Brittany Bernstein of National Review Online highlights another example of media malfeasance.
After 246 days in Hamas captivity, four Israeli hostages finally returned home from Gaza on Saturday thanks to a “daring operation in the light of day,” as an IDF spokesman put it, by Israeli security forces.
Among the hostages rescued from central Nuseirat was Noa Argamani, whose kidnapping was captured on camera and shared widely online. A ten-second clip of the kidnapping showed Argamani screaming as she was taken away on the back of a motorcycle.
The hostages, who were kidnapped from a music festival in Israel during the October 7 Hamas terrorist attacks and held hostage for eight months, were identified as Argamani, 26, Almog Meir Jan, 21, Andrei Kozlov, 27, and Shlomi Ziv, 40.
Just seven hostages have been rescued alive since the start of the Hamas–Israel War.
Israelis rejoiced at the news. Photos circulated online showed the hostages joyfully reuniting with their families. But the Washington Post struck a different tone in its coverage of the rescue: “More than 200 Palestinians killed in Israeli hostage raid in Gaza.”
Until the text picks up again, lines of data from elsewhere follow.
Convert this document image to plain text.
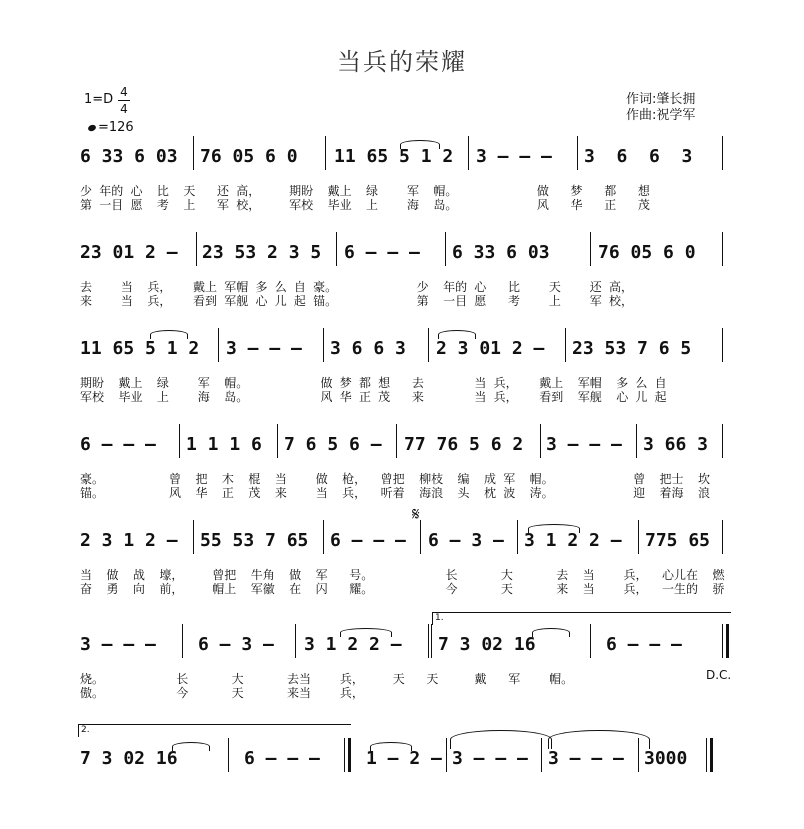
当兵的荣耀
1=D 4
4
=126
作词:肇长拥
作曲:祝学军
6 33 6 03 76 05 6 0 11 65 5 1 2 3 — — — 3  6  6  3
少 年的 心  比  天   还 高，    期盼  戴上  绿    军  帽。           做   梦   都   想
第 一目 愿  考  上   军 校，    军校  毕业  上    海  岛。           风   华   正   茂
23 01 2 — 23 53 2 3 5 6 — — — 6 33 6 03	76 05 6 0
去    当  兵，   戴上 军帽 多 么 自 豪。           少  年的 心   比    天    还 高，
来    当  兵，   看到 军舰 心 儿 起 锚。           第  一目 愿   考    上    军 校，
11 65 5 1 2 3 — — — 3 6 6 3 2 3 01 2 — 23 53 7 6 5
期盼  戴上  绿    军  帽。          做 梦 都 想   去       当 兵，   戴上  军帽  多 么 自
军校  毕业  上    海  岛。          风 华 正 茂   来       当 兵，   看到  军舰  心 儿 起
6 — — — 1 1 1 6 7 6 5 6 — 77 76 5 6 2 3 — — — 3 66 3
豪。         曾  把  木  棍  当    做  枪，  曾把  柳枝  编  成 军  帽。           曾  把士  坎
锚。         风  华  正  茂  来    当  兵，  听着  海浪  头  枕 波  涛。           迎  着海  浪
𝄋
2 3 1 2 — 55 53 7 65 6 — — — 6 — 3 — 3 1 2 2 — 775 65
当  做  战  壕，    曾把  牛角  做  军   号。          长      大      去  当    兵，  心儿在  燃
奋  勇  向  前，    帽上  军徽  在  闪   耀。          今      天      来  当    兵，  一生的  骄
1.
3 — — — 6 — 3 — 3 1 2 2 — 7 3 02 16	6 — — —
烧。          长      大      去当    兵，    天   天     戴   军    帽。
傲。          今      天      来当    兵，
D.C.
2.
7 3 02 16	6 — — —	1 — 2 — 3 — — — 3 — — — 3000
That figure comes from two hospitals in the area, al-Aqsa Martyrs Hospital and al-Awda Hospital — and the Post fails to mention that the two hospitals, like the Gaza Health Ministry, are under Hamas control.
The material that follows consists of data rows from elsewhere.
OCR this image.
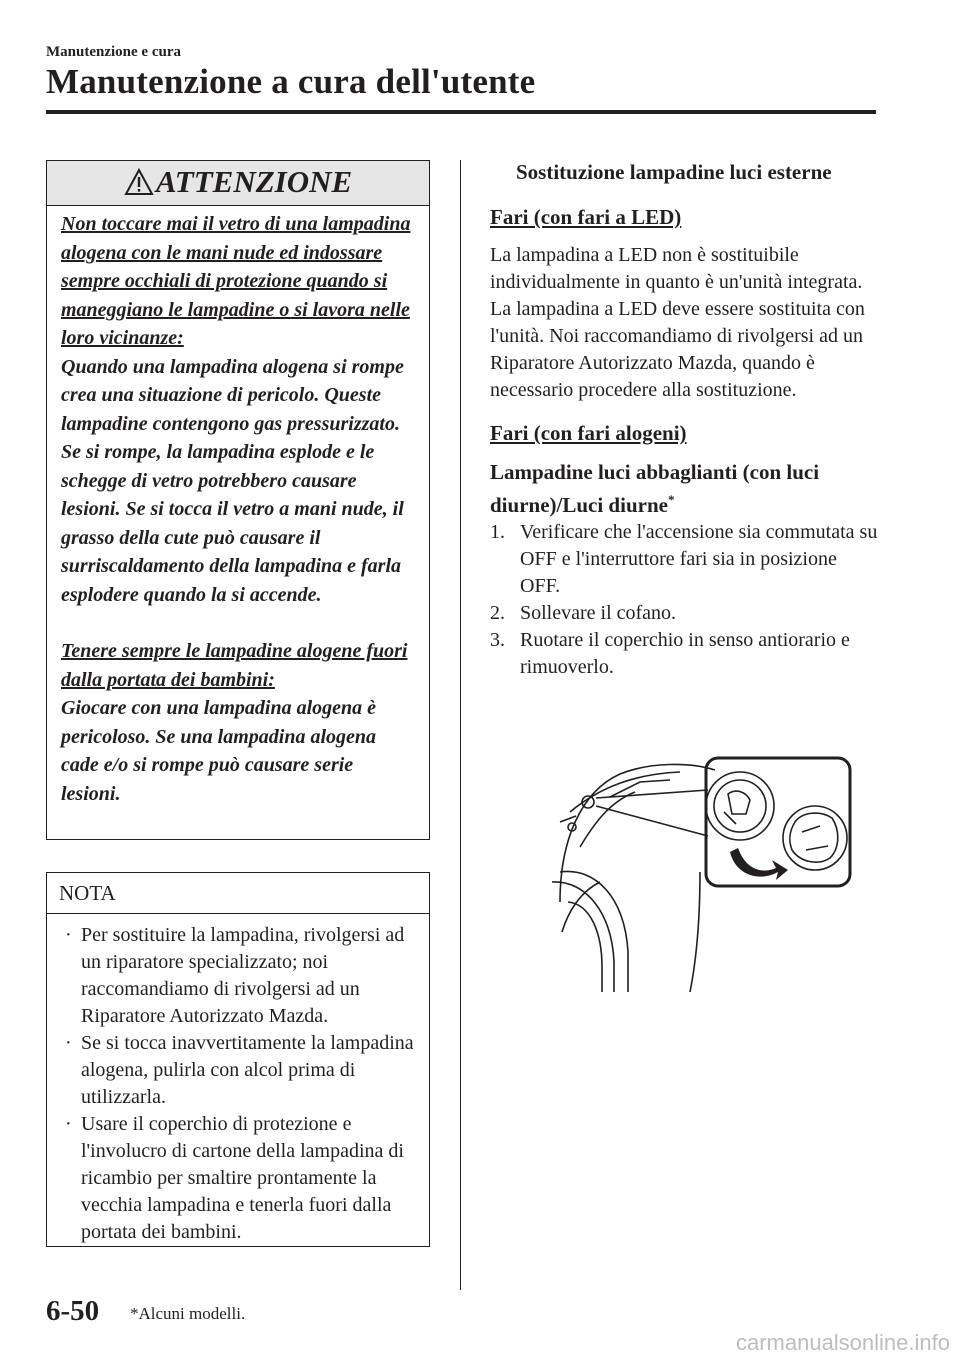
Manutenzione e cura
Manutenzione a cura dell'utente
ATTENZIONE

Non toccare mai il vetro di una lampadina alogena con le mani nude ed indossare sempre occhiali di protezione quando si maneggiano le lampadine o si lavora nelle loro vicinanze:

Quando una lampadina alogena si rompe crea una situazione di pericolo. Queste lampadine contengono gas pressurizzato. Se si rompe, la lampadina esplode e le schegge di vetro potrebbero causare lesioni. Se si tocca il vetro a mani nude, il grasso della cute può causare il surriscaldamento della lampadina e farla esplodere quando la si accende.

Tenere sempre le lampadine alogene fuori dalla portata dei bambini:

Giocare con una lampadina alogena è pericoloso. Se una lampadina alogena cade e/o si rompe può causare serie lesioni.

NOTA
· Per sostituire la lampadina, rivolgersi ad un riparatore specializzato; noi raccomandiamo di rivolgersi ad un Riparatore Autorizzato Mazda.
· Se si tocca inavvertitamente la lampadina alogena, pulirla con alcol prima di utilizzarla.
· Usare il coperchio di protezione e l'involucro di cartone della lampadina di ricambio per smaltire prontamente la vecchia lampadina e tenerla fuori dalla portata dei bambini.
Sostituzione lampadine luci esterne
Fari (con fari a LED)

La lampadina a LED non è sostituibile individualmente in quanto è un'unità integrata.

La lampadina a LED deve essere sostituita con l'unità. Noi raccomandiamo di rivolgersi ad un Riparatore Autorizzato Mazda, quando è necessario procedere alla sostituzione.

Fari (con fari alogeni)
Lampadine luci abbaglianti (con luci diurne)/Luci diurne*
1. Verificare che l'accensione sia commutata su OFF e l'interruttore fari sia in posizione OFF.
2. Sollevare il cofano.
3. Ruotare il coperchio in senso antiorario e rimuoverlo.
6-50 *Alcuni modelli.
carmanualsonline.info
Meanwhile, the IDF counted a much lower death toll. “We know about under 100 [Palestinian] casualties. I don’t know how many of them are terrorists,” IDF Spokesman Rear Admiral Daniel Hagari told reporters.
As the Associated Press previously reported, the proportion of Palestinian women and children being killed in the Israel–Hamas war appears to have “declined sharply” — despite what the Gaza Health Ministry has reported.
The drop is “definitely due to a change in the way the IDF is acting right now,” Gabriel Epstein, a research assistant at the Washington Institute for Near East policy, told the AP.